Le point de vue d’Elena Romero, auteure de «Free Stylin’: How Hip-Hop Changed the Fashion Industry» et professeure au Fashion Institute of Technology de New York.

Pourquoi les rappeurs se sont-ils lancés sur le marché de la mode?

Leurs motivations peuvent être résumées par la formule «argent, pouvoir, respect». Les rappeurs et les magnats de la musique ont compris que se promouvoir en tant que marque permettait de gagner le respect de leurs compétiteurs et de leurs fans. Depuis les années 1990, les égéries habituelles du monde de la mode ont perdu en attractivité pour le public, alors que les célébrités hip-hop se sont imposées comme designers d’habits, parfois en s’alliant avec des marques établies pour développer leurs propres lignes de produits. Ces nouveaux modèles se sont révélés très profitables, particulièrement sur le marché des 16-25 ans.

Quelles sont les clés du succès sur ce marché?

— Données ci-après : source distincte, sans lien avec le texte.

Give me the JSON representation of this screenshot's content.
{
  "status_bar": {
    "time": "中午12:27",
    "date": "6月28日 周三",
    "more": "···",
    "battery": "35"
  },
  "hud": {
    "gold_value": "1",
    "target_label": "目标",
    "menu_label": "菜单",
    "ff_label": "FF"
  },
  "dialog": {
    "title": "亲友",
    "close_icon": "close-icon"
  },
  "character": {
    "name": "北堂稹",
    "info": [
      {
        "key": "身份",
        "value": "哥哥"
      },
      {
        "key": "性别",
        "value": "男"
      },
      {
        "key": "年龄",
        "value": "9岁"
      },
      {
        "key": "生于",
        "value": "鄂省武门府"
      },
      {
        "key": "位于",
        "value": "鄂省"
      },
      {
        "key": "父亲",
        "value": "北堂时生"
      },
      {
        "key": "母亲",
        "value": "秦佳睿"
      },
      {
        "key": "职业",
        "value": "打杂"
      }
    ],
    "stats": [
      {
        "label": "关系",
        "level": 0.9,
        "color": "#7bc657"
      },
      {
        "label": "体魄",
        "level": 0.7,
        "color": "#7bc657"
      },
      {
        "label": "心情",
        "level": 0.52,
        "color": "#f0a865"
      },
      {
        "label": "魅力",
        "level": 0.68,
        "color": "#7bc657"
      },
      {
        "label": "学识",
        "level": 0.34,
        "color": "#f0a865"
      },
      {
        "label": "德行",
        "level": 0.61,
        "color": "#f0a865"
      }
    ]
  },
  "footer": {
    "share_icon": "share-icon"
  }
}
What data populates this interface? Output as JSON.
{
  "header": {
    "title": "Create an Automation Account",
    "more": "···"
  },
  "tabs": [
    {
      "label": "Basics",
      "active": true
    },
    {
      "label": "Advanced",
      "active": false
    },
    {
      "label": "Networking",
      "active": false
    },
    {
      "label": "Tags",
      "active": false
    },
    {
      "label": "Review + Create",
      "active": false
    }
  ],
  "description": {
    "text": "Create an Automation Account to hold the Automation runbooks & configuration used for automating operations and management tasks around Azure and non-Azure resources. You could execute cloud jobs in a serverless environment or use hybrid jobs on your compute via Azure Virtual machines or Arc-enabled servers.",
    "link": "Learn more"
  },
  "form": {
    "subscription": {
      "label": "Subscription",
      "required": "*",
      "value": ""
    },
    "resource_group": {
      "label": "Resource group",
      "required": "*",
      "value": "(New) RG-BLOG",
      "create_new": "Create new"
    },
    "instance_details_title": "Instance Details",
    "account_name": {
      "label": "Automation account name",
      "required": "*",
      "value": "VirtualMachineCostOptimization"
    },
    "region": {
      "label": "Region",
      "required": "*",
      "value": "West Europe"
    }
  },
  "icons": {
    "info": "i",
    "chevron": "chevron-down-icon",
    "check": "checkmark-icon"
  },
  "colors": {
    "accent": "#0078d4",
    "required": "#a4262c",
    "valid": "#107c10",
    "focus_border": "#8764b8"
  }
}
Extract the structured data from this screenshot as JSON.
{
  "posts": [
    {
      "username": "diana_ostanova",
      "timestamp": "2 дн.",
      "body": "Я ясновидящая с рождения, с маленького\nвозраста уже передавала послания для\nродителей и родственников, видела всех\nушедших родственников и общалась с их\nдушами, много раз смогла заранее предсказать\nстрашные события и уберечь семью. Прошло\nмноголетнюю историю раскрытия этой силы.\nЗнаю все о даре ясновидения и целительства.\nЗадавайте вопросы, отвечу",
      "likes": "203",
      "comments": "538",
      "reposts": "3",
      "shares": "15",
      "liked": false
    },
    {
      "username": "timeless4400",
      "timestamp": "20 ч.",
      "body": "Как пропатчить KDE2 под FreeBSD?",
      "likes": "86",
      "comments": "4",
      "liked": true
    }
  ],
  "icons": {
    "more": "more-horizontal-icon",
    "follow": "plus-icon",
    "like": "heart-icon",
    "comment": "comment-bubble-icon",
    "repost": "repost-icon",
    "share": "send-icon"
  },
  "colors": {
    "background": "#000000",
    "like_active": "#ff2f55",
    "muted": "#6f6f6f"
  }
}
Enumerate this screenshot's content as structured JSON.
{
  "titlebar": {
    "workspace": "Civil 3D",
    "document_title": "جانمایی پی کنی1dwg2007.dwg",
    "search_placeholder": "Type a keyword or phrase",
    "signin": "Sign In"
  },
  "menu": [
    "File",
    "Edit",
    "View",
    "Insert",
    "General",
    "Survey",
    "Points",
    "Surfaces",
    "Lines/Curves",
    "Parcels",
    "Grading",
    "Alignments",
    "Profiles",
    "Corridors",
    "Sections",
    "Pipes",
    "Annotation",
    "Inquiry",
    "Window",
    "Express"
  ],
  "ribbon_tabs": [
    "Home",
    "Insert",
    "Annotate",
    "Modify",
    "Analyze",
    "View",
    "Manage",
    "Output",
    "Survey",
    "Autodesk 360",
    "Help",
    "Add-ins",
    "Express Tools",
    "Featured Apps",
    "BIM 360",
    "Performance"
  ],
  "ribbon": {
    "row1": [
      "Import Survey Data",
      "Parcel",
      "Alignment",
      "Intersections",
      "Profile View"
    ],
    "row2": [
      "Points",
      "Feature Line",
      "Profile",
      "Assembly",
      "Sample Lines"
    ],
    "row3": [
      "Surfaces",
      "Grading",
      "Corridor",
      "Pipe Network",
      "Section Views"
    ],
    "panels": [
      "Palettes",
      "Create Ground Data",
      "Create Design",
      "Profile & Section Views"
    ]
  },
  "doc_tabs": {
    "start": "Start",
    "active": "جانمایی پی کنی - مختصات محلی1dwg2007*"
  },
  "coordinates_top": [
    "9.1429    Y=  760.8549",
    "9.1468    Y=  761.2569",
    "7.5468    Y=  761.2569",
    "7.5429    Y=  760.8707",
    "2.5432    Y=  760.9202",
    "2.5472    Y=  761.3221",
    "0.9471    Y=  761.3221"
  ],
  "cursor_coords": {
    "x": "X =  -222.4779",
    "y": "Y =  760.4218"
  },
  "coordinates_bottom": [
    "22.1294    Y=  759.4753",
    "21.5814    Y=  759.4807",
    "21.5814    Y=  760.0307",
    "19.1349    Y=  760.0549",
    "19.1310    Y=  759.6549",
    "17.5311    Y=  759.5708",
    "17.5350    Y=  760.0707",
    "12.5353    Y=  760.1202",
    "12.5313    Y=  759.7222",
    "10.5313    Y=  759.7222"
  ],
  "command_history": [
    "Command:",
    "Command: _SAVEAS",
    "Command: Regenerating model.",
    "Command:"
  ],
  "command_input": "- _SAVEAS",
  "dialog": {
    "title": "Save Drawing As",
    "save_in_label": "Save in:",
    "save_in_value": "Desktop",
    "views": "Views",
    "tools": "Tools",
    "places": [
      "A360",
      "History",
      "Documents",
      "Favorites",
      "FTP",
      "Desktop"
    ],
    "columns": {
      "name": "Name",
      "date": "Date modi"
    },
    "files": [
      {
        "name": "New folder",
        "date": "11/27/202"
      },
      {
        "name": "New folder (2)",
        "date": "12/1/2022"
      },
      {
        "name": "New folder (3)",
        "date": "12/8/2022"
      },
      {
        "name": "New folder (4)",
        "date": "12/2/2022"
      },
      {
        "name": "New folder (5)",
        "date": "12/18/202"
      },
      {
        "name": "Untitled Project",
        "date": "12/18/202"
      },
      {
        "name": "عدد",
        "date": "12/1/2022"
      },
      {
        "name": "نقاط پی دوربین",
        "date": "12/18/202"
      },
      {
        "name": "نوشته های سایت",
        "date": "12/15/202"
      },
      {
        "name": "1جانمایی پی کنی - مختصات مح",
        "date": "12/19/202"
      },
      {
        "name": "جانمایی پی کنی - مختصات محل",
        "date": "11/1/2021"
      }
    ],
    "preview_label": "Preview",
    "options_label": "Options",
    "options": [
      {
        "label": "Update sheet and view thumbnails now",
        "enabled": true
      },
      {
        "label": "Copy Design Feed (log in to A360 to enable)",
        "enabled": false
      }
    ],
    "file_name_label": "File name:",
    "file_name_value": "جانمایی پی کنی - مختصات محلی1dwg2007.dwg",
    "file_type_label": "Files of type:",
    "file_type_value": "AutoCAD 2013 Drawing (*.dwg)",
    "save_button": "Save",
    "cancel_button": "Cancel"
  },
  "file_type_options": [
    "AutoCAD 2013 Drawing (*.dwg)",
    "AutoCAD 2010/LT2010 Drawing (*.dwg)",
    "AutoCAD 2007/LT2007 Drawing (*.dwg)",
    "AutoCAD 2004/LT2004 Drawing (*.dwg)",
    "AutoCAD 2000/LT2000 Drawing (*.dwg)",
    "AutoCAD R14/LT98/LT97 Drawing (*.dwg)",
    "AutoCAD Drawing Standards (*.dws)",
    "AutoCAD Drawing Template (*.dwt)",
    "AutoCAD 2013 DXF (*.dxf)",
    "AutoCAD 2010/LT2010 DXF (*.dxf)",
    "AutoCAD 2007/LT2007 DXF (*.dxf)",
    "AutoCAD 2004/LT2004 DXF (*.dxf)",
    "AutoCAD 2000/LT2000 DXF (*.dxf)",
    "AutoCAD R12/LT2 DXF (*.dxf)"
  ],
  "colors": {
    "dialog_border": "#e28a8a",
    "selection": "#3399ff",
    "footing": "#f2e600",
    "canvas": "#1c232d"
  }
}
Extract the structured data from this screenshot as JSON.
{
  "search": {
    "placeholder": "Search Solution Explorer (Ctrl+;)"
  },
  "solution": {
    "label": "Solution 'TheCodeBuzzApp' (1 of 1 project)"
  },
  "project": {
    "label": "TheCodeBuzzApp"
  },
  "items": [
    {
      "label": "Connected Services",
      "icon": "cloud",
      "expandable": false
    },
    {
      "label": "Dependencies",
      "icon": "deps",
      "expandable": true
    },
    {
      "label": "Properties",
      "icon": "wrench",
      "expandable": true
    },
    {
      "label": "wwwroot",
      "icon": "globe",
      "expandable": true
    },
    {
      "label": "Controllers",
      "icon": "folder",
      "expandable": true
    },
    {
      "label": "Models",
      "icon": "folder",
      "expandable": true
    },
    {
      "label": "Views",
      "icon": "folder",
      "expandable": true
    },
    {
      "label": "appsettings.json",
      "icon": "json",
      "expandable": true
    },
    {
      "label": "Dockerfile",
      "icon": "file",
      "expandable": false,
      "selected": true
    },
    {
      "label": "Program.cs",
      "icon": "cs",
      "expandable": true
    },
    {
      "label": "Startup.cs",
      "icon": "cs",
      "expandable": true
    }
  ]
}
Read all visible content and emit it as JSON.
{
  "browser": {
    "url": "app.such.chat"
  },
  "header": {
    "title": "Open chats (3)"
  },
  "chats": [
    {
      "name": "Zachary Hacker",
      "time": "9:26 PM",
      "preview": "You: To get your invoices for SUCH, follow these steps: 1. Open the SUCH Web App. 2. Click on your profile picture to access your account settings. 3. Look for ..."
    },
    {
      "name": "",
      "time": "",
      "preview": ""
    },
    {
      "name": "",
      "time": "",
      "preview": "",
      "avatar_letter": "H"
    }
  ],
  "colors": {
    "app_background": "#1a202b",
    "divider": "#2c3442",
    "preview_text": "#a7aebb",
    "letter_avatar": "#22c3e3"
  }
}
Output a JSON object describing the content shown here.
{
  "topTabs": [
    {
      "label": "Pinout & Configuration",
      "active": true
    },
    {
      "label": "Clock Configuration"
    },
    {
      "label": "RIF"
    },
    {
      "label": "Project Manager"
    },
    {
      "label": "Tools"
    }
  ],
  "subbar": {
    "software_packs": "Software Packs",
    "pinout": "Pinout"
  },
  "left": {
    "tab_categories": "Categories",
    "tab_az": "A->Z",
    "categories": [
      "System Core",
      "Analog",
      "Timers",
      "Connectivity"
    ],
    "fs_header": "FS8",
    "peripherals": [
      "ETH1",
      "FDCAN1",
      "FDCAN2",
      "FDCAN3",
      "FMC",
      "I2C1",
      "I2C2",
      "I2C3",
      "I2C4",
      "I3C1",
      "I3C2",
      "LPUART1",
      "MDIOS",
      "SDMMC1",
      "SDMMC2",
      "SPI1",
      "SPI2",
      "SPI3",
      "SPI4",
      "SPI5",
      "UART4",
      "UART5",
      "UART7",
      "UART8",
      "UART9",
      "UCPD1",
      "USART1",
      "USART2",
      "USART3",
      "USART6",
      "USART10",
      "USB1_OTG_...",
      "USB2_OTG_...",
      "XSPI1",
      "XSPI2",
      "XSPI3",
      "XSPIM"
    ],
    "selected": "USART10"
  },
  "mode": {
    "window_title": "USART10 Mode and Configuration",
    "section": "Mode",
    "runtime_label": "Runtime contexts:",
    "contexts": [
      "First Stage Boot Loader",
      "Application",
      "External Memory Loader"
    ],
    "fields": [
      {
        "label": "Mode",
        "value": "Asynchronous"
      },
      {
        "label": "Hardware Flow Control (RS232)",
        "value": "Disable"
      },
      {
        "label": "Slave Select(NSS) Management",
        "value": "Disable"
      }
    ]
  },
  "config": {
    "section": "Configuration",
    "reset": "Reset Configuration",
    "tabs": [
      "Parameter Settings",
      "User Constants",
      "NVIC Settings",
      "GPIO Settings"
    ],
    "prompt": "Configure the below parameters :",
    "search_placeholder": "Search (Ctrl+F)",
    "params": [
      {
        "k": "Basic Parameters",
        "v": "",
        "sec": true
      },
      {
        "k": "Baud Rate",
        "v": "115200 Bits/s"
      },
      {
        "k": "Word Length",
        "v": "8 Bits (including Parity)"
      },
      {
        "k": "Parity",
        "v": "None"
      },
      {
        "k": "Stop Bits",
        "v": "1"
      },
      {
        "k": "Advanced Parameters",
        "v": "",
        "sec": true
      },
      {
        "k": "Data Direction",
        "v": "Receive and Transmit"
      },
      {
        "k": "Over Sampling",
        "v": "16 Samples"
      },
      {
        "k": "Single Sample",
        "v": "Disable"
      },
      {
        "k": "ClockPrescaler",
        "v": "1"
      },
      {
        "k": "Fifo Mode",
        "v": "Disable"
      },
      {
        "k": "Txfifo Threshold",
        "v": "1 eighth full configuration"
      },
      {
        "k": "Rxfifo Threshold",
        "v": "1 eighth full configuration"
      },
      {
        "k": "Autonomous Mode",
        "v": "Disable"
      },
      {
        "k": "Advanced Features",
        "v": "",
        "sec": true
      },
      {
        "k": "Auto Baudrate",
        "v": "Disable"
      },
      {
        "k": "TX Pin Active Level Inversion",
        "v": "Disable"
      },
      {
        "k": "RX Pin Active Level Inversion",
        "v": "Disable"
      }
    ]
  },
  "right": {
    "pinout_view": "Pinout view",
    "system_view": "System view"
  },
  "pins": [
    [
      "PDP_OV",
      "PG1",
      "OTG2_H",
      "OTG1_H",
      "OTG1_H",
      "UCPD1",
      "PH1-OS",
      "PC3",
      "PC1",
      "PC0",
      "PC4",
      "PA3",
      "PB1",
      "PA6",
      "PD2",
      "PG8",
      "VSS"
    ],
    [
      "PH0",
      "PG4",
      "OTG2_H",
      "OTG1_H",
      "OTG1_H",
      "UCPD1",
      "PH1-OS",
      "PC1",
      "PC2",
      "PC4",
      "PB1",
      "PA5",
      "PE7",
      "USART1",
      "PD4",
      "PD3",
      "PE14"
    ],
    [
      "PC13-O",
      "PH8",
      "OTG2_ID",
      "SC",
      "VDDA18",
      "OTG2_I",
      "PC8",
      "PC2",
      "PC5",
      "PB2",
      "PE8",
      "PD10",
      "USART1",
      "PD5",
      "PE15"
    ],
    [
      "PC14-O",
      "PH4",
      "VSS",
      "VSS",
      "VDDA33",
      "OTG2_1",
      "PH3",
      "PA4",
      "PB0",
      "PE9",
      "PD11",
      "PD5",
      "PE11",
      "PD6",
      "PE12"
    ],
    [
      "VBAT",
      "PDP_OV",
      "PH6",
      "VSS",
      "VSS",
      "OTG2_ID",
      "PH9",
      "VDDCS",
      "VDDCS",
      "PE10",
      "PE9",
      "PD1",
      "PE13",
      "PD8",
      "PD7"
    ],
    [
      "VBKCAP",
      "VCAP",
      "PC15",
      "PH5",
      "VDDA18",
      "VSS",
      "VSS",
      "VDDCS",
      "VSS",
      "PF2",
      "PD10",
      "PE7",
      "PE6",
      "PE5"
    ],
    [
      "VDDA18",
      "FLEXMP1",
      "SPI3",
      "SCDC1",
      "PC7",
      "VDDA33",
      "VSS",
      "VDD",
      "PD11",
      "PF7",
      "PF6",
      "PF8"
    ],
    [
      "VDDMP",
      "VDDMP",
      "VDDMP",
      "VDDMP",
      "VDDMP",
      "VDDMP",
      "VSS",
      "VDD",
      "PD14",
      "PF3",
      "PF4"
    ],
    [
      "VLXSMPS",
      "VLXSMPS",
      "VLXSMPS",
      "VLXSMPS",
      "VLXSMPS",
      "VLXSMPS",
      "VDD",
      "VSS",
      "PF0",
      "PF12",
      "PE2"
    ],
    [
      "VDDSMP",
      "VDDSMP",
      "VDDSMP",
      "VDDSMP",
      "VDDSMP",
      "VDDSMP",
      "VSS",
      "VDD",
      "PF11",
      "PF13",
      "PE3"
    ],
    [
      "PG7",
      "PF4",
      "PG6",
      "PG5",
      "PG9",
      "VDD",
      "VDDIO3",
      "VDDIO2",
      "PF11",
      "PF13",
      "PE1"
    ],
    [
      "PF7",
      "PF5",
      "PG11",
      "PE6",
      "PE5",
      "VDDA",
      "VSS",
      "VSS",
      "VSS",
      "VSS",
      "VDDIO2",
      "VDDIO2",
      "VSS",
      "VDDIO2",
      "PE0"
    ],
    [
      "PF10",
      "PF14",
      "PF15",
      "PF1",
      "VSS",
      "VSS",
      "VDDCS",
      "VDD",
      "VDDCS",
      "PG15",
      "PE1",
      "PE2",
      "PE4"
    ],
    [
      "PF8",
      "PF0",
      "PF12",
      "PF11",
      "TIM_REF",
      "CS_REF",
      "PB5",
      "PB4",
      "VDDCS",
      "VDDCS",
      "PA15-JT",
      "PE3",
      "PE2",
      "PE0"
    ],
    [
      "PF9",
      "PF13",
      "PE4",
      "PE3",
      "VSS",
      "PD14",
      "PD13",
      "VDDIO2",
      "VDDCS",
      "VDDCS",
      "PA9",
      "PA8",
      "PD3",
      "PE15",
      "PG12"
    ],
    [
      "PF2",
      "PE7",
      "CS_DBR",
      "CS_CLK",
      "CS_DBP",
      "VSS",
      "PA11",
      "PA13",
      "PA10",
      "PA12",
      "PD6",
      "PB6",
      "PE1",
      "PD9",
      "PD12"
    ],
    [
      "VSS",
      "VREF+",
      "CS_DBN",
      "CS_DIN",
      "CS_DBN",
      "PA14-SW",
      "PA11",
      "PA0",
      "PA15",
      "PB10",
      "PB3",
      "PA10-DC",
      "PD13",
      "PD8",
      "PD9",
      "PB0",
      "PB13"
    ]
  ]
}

En dehors des paramètres habituels (qualité du produit, réseau de distribution, ajustement du prix), le succès d’une marque inspirée d’un rappeur découle du mode de vie qu’elle promeut; c’est là que le marketing musical entre en ligne de compte.

Quelles sont les raisons de l’échec des marques lancées par certains rappeurs connus, tels que DMX ou Busta Rhymes?

Etre un rappeur reconnu n’est pas suffisant pour bâtir un empire de la mode. Car apprécier la musique d’un rappeur ne veut pas dire que les consommateurs vont avoir envie de s’habiller comme lui, et plus encore quand le rappeur lui-même ne porte pas sa marque de manière régulière, voire pas du tout. S’il n’est pas prêt à s’investir à long terme pour développer sa marque, il vaut mieux qu’il s’efforce de signer un contrat de sponsoring traditionnel. Posséder sa propre ligne de vêtement est un travail exigeant.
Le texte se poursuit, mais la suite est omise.